Dangereuses velléités éthiopiennes
Quelles sont donc les ambitions régionales de l’Ethiopie ? Avoir un débouché direct à la mer Rouge est depuis longtemps un rêve pour l’Ethiopie, l’un des plus grands pays enclavés d’Afrique. Addis-Abeba est privée de façade maritime depuis l’indépendance de l’Erythrée en 1993, après trois décennies de guerre. Aujourd’hui, plus de 95 % de ses flux commerciaux transitent par Djibouti alors que les frais, douaniers et portuaires, s’élèvent à 1,5 milliard de dollars par an. En effet, cet accord intervient après trois mois du discours du premier ministre, Abiy Ahmed, prononcé devant le parlement et retransmis en direct à la télévision, dans lequel il a affirmé que l’accès à un port est « une question existentielle » pour briser la « prison géographique » de l’Ethiopie. Lors de son discours, Abiy Ahmed a insisté à récupérer le « droit naturel de l’Ethiopie » de disposer d’un accès à la mer en soulignant que « l’existence de l’Ethiopie en tant que nation est liée à la mer Rouge » et que « la paix dans la région dépend d’un partage mutuel équilibré entre l’Ethiopie, enclavée, et ses voisins de la Corne de l’Afrique ayant accès à la mer Rouge », en citant le Djibouti, l’Erythrée et la Somalie.

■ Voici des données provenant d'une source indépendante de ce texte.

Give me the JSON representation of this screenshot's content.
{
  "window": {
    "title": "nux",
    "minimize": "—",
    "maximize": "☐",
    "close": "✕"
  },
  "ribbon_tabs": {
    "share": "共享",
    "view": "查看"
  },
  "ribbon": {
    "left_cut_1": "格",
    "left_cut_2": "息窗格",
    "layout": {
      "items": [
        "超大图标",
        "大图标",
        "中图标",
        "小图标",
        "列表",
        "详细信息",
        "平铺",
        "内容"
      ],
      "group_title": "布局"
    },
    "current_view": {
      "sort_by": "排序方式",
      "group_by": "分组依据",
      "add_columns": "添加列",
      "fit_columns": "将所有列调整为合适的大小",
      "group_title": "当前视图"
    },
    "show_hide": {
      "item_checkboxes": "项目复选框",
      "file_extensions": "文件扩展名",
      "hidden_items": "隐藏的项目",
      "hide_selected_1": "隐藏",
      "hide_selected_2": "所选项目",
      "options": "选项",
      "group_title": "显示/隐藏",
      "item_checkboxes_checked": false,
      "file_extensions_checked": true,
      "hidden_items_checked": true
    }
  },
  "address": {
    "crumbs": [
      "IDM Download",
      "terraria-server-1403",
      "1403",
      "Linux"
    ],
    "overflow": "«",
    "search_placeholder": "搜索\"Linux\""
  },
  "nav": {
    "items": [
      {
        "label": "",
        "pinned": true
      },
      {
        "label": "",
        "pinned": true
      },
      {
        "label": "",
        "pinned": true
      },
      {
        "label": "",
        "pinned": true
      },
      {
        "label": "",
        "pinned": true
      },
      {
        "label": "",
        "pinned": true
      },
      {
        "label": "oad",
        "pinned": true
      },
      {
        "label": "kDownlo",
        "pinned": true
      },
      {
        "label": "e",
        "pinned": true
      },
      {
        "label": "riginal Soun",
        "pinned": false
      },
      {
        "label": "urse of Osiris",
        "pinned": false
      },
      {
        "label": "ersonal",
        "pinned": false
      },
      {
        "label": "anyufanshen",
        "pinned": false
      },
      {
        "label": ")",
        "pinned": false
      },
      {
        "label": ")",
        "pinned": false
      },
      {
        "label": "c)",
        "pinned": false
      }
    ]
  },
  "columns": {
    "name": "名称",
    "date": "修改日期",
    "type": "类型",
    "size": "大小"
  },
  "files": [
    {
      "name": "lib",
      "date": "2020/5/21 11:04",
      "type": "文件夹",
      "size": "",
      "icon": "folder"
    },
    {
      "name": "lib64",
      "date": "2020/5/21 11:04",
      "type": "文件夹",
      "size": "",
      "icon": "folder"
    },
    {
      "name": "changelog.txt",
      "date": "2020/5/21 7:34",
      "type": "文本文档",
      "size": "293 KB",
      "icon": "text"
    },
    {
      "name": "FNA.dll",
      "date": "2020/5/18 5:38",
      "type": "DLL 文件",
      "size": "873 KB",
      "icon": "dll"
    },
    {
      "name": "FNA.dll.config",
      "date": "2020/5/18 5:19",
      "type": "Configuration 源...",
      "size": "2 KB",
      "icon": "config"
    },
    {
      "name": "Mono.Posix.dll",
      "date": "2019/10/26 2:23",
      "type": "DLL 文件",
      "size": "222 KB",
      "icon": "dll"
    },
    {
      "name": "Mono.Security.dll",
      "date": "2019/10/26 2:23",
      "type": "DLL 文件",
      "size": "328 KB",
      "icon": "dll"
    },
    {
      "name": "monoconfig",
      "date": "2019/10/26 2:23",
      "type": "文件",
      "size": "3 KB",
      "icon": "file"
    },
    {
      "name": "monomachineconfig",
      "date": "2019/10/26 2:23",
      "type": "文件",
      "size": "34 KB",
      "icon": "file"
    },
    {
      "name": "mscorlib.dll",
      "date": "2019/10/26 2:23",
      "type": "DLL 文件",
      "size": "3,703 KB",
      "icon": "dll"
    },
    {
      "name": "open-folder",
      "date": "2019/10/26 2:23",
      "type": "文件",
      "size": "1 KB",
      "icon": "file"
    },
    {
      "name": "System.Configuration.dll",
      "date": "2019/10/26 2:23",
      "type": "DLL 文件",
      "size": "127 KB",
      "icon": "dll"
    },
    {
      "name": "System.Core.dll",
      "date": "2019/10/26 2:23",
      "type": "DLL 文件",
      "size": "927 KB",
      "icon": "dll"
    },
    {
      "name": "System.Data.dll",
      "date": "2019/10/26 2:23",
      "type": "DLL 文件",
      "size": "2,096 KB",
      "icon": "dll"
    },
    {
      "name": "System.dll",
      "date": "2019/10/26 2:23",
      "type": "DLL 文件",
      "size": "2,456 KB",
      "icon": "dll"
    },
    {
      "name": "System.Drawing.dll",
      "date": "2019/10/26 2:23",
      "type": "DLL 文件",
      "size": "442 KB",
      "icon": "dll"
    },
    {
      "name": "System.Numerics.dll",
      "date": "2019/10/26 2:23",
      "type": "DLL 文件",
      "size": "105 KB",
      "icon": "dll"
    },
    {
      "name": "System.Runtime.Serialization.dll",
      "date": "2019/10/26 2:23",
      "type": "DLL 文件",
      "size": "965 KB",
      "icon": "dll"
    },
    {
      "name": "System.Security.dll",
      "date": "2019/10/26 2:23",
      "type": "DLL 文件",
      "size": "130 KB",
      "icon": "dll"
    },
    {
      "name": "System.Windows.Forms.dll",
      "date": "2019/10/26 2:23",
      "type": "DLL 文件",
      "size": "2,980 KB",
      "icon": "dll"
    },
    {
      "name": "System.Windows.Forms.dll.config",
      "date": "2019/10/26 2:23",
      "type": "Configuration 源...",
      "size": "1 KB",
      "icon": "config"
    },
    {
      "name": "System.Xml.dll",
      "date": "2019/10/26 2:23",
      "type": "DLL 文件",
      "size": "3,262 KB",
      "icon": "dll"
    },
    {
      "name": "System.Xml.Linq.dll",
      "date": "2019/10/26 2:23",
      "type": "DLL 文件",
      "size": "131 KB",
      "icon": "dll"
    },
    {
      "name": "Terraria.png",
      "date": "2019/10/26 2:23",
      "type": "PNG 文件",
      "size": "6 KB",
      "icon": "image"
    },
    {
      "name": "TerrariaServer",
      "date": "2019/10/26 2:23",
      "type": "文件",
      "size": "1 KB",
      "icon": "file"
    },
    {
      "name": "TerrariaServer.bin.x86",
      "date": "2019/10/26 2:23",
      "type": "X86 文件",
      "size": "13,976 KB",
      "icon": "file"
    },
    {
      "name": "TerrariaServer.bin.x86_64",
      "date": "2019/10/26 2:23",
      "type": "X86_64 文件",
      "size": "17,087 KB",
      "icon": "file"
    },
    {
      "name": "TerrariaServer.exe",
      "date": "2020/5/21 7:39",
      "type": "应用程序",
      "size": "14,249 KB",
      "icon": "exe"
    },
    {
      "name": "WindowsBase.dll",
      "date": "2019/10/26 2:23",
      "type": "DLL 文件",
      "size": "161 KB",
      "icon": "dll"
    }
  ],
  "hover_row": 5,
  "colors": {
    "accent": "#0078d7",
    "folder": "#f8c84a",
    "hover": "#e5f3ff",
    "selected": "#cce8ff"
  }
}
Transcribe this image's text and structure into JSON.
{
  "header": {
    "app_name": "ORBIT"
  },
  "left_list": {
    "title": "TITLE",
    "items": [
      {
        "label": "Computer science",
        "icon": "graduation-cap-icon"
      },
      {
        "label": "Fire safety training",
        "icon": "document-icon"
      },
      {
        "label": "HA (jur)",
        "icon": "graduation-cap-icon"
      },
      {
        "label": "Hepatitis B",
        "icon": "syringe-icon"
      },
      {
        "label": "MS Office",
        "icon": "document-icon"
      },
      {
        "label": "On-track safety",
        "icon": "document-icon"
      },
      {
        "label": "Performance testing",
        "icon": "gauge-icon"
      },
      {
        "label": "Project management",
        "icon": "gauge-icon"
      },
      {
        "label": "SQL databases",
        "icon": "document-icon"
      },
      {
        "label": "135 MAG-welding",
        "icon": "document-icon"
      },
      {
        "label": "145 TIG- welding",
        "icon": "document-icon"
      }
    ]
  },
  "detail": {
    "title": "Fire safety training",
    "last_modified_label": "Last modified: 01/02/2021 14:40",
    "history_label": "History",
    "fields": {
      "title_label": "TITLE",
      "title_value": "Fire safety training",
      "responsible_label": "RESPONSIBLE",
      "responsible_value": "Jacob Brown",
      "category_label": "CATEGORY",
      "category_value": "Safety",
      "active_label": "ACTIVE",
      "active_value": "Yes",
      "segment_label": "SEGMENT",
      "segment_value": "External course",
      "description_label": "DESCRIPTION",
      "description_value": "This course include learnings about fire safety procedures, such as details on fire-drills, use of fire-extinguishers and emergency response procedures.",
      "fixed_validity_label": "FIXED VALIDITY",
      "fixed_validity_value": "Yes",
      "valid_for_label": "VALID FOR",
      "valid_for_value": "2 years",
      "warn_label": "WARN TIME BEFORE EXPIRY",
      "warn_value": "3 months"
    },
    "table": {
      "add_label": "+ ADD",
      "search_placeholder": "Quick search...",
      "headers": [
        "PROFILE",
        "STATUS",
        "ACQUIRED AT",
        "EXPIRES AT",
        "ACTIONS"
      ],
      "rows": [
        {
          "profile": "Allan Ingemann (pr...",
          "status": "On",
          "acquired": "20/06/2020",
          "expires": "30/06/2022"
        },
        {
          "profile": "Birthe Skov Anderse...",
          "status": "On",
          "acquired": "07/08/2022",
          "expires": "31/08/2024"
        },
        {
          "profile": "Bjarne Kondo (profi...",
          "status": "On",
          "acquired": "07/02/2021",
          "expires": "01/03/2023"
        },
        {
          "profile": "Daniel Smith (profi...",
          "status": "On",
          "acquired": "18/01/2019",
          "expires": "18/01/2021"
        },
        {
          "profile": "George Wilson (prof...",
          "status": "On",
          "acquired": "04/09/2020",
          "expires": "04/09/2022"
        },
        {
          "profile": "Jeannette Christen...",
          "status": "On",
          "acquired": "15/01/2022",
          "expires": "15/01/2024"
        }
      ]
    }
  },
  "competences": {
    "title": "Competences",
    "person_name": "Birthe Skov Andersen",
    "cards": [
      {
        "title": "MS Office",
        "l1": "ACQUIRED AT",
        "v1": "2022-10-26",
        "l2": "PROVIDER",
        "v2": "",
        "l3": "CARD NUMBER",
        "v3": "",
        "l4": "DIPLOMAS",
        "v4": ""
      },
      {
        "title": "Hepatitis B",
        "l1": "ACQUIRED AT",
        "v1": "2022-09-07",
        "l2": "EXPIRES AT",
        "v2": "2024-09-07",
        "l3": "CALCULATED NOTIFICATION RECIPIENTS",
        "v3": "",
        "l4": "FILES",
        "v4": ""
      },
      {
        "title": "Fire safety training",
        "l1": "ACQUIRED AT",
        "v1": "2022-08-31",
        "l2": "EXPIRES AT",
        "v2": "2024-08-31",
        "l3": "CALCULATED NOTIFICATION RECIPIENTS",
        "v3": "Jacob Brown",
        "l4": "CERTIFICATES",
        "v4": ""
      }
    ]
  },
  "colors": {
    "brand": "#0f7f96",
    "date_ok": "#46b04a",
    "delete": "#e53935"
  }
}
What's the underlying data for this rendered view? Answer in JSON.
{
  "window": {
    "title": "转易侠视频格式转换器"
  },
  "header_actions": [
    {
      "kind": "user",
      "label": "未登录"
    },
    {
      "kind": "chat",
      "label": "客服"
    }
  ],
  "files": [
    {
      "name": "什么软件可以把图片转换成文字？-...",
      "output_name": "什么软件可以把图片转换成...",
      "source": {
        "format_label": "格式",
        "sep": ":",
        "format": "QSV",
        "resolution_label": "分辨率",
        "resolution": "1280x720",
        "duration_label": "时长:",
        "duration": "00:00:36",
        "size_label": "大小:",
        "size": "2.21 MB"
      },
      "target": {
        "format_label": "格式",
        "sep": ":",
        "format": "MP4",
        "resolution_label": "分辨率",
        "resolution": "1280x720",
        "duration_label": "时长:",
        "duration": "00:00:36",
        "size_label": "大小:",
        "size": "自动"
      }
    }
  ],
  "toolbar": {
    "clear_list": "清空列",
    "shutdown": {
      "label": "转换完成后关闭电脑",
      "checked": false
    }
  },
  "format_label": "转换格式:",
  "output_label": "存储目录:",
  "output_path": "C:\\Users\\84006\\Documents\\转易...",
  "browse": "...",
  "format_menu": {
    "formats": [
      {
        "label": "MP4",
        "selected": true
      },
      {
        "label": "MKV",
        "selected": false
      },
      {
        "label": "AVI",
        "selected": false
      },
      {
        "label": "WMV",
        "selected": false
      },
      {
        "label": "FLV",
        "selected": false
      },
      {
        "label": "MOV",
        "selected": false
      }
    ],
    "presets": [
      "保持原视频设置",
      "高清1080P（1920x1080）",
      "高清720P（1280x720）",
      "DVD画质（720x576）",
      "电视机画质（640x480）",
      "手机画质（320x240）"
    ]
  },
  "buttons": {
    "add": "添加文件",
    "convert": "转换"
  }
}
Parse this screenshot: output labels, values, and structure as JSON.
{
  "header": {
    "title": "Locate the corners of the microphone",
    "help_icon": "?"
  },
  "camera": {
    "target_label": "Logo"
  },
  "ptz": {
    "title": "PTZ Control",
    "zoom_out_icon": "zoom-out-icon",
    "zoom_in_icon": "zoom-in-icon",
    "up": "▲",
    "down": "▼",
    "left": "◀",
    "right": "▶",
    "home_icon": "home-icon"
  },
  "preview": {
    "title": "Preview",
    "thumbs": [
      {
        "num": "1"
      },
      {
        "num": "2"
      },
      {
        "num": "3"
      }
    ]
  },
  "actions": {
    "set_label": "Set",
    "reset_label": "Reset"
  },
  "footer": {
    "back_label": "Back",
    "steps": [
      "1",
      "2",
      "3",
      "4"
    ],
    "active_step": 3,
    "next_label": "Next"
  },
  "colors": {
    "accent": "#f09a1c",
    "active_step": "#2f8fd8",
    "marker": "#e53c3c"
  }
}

Cette déclaration a immédiatement nourri des inquiétudes de la possibilité de recourir à la force en cas d’échec des négociations avec les pays de la région.
Selon Ahmed Askar, « avoir un débouché direct à la mer renforce la position économique et stratégique de l’Ethiopie dans la région ». Pour réaliser cet objectif, le spécialiste explique que, depuis son arrivée au pouvoir en avril 2018, Abiy Ahmed adopte une diplomatie portuaire : il a essayé au cours des années précédentes de diversifier les sources d’accès aux ports maritimes sur la mer Rouge. Ce qui l’a poussé à signer une série d’accords avec certains pays géographiquement voisins comme le Djibouti, la Somalie, le Kenya et le Soudan. Et parallèlement aux tentatives de conquête de la mer, Addis-Abeba a signé un accord avec la France en 2019 pour rétablir la marine éthiopienne.
Sur le plan économique, un débouché maritime contribuerait à une augmentation de 30 % du PIB de l’Ethiopie selon les Nations-Unies. Autre objectif : libérer la dépendance de l’économie éthiopienne vis-à-vis de son voisin djiboutien, surtout après les menaces prononcées par le Front de libération du peuple du Tigré (TPLF) l’année dernière, lors de la guerre en Ethiopie, de bloquer la route principale située dans la région Afar qui relie l’Ethiopie au port de Djibouti, sur la mer Rouge. Quant aux intérêts stratégiques, « l’Ethiopie est bien consciente que sa transformation en un Etat doté d’un débouché maritime permanent à la mer Rouge renforcerait son rôle régional dans la période à venir. C’est pourquoi l’Ethiopie cherche activement à s’implanter dans tous les ports maritimes des pays de la région », conclut Askar.